Joe jotted the word on the pad next
to the phone and asked the doctor to hold the line. He reached for the
dictionary. He always had it handy because Mia had flaunted her education,
using words he didn’t understand.
Chimera:
(1) a fire-spewing monster in myth. (2) an illusion or grotesque figment of
imagination. (3) an individual or organ, consisting of tissues of diverse
genetic constitution.
The
third definition sounded medical. Joe had no idea what it meant.
He picked up the phone. “So, Dr. Banjeri, are you
saying I have a—uh—diverse genetic constitution?”
“Exactly so, Mr. Hammersmith. Here
is the great good news. With two genetic strains, you have a much better chance
of finding a suitable donor kidney.”
“I don’t want a kidney anymore.” He
had nothing to live for and didn’t deserve spare parts. “How did I get to be a
… a chimera?”
“This is a rare situation, less so
in recent years because of fertilization in Petri dishes. But we can assume at
your age you were not fertilized outside the womb. There was another little
Hammersmith in the womb with you, a fraternal twin, but just for a short time,
until your embryo swallowed his embryo.”
Sadness washed over Joe. He would
have liked having a brother. “How do you know this, Doctor?”

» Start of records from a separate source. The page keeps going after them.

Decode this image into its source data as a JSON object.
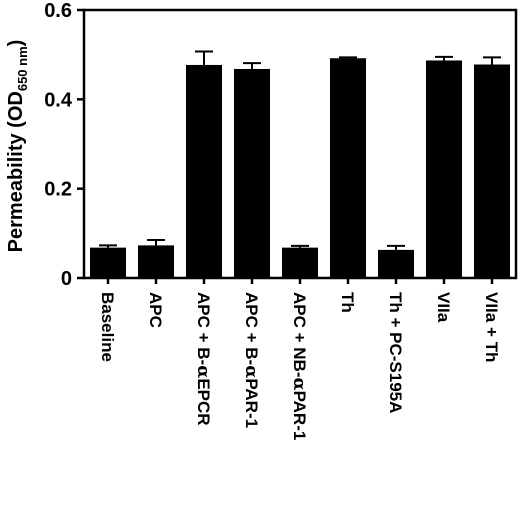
{
  "chart_data": {
    "type": "bar",
    "ylabel": "Permeability (OD",
    "ylabel_subscript": "650 nm",
    "ylabel_close": ")",
    "ylim": [
      0,
      0.6
    ],
    "yticks": [
      0,
      0.2,
      0.4,
      0.6
    ],
    "ytick_labels": [
      "0",
      "0.2",
      "0.4",
      "0.6"
    ],
    "categories": [
      {
        "parts": [
          {
            "t": "Baseline"
          }
        ]
      },
      {
        "parts": [
          {
            "t": "APC"
          }
        ]
      },
      {
        "parts": [
          {
            "t": "APC + B-"
          },
          {
            "t": "α",
            "greek": true
          },
          {
            "t": "EPCR"
          }
        ]
      },
      {
        "parts": [
          {
            "t": "APC + B-"
          },
          {
            "t": "α",
            "greek": true
          },
          {
            "t": "PAR-1"
          }
        ]
      },
      {
        "parts": [
          {
            "t": "APC + NB-"
          },
          {
            "t": "α",
            "greek": true
          },
          {
            "t": "PAR-1"
          }
        ]
      },
      {
        "parts": [
          {
            "t": "Th"
          }
        ]
      },
      {
        "parts": [
          {
            "t": "Th + PC-S195A"
          }
        ]
      },
      {
        "parts": [
          {
            "t": "VIIa"
          }
        ]
      },
      {
        "parts": [
          {
            "t": "VIIa + Th"
          }
        ]
      }
    ],
    "values": [
      0.068,
      0.073,
      0.477,
      0.468,
      0.068,
      0.492,
      0.063,
      0.487,
      0.478
    ],
    "errors": [
      0.005,
      0.012,
      0.03,
      0.013,
      0.004,
      0.002,
      0.009,
      0.008,
      0.016
    ],
    "bar_color": "#000000",
    "grid": false,
    "legend": "none"
  }
}
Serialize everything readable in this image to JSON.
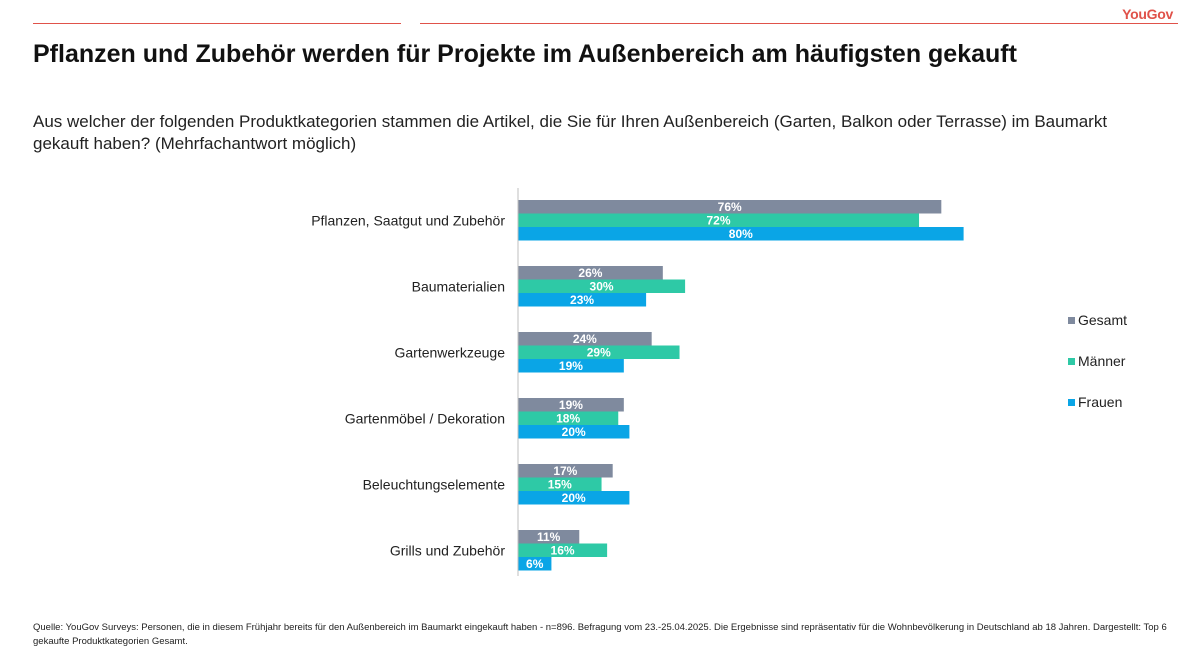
{
  "header": {
    "brand": "YouGov",
    "title": "Pflanzen und Zubehör werden für Projekte im Außenbereich am häufigsten gekauft",
    "subtitle": "Aus welcher der folgenden Produktkategorien stammen die Artikel, die Sie für Ihren Außenbereich (Garten, Balkon oder Terrasse) im Baumarkt gekauft haben? (Mehrfachantwort möglich)"
  },
  "footnote": "Quelle: YouGov Surveys: Personen, die in diesem Frühjahr bereits für den Außenbereich im Baumarkt eingekauft haben - n=896. Befragung vom 23.-25.04.2025. Die Ergebnisse sind repräsentativ für die Wohnbevölkerung in Deutschland ab 18 Jahren. Dargestellt: Top 6 gekaufte Produktkategorien Gesamt.",
  "chart_data": {
    "type": "bar",
    "orientation": "horizontal",
    "title": "Pflanzen und Zubehör werden für Projekte im Außenbereich am häufigsten gekauft",
    "categories": [
      "Pflanzen, Saatgut und Zubehör",
      "Baumaterialien",
      "Gartenwerkzeuge",
      "Gartenmöbel / Dekoration",
      "Beleuchtungselemente",
      "Grills und Zubehör"
    ],
    "series": [
      {
        "name": "Gesamt",
        "color": "#7f8a9e",
        "values": [
          76,
          26,
          24,
          19,
          17,
          11
        ]
      },
      {
        "name": "Männer",
        "color": "#2ec9a6",
        "values": [
          72,
          30,
          29,
          18,
          15,
          16
        ]
      },
      {
        "name": "Frauen",
        "color": "#0aa5e6",
        "values": [
          80,
          23,
          19,
          20,
          20,
          6
        ]
      }
    ],
    "value_suffix": "%",
    "xlim": [
      0,
      100
    ],
    "legend": "right",
    "grid": false
  }
}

“The last time you were here, I
took a new blood sample, which is what we use for tissue typing, but also I
swabbed your cheek, pulled a hair from your head, and got—uh—other fluids, if
you recall.”
As if he could forget taking a Hustler magazine into that little room and jacking off on
demand for the doctor. “Yes and . . .”
“Some of your systems have your
original DNA, some have the DNA from your twin. Your blood carries one type,
and your saliva, skin, and semen have another strain. When I reported that your
lad’s DNA didn’t match yours, I could see the agony in your face. Any man would
be shocked to discover his children were not his own. But now, I can set your
mind to rest. The lad is indeed your son. Isn’t that grand news? What’s more—”
Joe
dropped the phone, his eyes on the open dictionary. There he saw the truth
about himself. A single word with three meanings summed up his life. Born a
biological chimera, obsessed with the chimera of his wife’s guilt, raging with
the fire of jealousy, he had morphed into a monster.